2 Дояренко был одним из наиболее авторитетных ученых-агрономов, профессором Тимирязевской сельскохозяйственной академии, консультантом Наркомзема СССР. 28 февраля 1926 года в Большой аудитории Политехнического института в Москве (сейчас Центральный лекторий) было торжественно отмечено 25-летие его научной, педагогической и общественной деятельности (В Архиве ВИР хранятся документы, посвященные этому событию /19/). После ареста он был сослан в Киров, но по окончании срока ссылки ему не разрешили вернуться в Москву. Имена Дояренко и Тулайкова были названы в числе безвинных жертв сталинизма в 1956 году (см. газета 'Правда' от 19 марта 1956 г.).
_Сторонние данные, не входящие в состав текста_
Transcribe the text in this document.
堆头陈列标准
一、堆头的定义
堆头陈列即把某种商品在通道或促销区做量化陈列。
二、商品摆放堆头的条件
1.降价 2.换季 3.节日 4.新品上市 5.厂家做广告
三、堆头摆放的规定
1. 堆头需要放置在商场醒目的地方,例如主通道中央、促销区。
Начиная с 1958 года, в Сельхозгизе стали выходить его книги: 'Из агрономического прошлого', 1958; 'Избранные сочинения', 1963; 'Занимательная агрономия', 1963; 'Жизнь поля', М., изд. 'Колос', 1966. Одна из его статей 'Пожнивные культуры' была напечатана в газете 'Сельская жизнь' 10 мая 1962 г., ¦108 (9281), стр. 2. Н.В.Орловский написал о нем биографическую книгу 'Алексей Григорьевич Дояренко'. (Изд. 'Наука', М., 1980), в которой дал очерк жизни Дояренко, из которого читатель не смог даже между строк почувствовать, что герой его книги был арестован, сидел, был сослан и т.п. В книге фигурируют 'письма и раздумья об агрономии', собранные дочерью ученого и полученные ею то из Суздаля, то из Кирова, то из других 'не столь отдаленных мест', живописуется спокойное, полное творческих успехов существование Дояренко, его занятия музыкой и т.п. Единственный, кто открыто и гневно написал об аресте Дояренко, Цинцадзе и других ученых, был О.Н.Писаржевский (см. его книгу 'Прянишников', из серии 'Жизнь замечательных людей', Изд. ЦК ВЛКСМ 'Молодая гвардия', М., 1963, стр. 182 и 209-210).
3 М.А.Поповский пишет о И.В.Якушкине:
'В 1920 году, не найдя общего языка с советской властью, молодой профессор-растениевод, ученик и преемник профессора В.Р.Вильямса, бежал сначала из Воронежа в Крым, потом попытался из Крыма выехать с отступающими частями генерала Врангеля. Злые языки утверждают, что только случайность помешала ему обосноваться за границей. В последнюю минуту Якушкина попросту спихнули с отплывающего в Турцию парохода. Пришлось затаиться в Крыму... Однако в 1930 году во время 'первой волны' массовых арестов, его схватили' (21).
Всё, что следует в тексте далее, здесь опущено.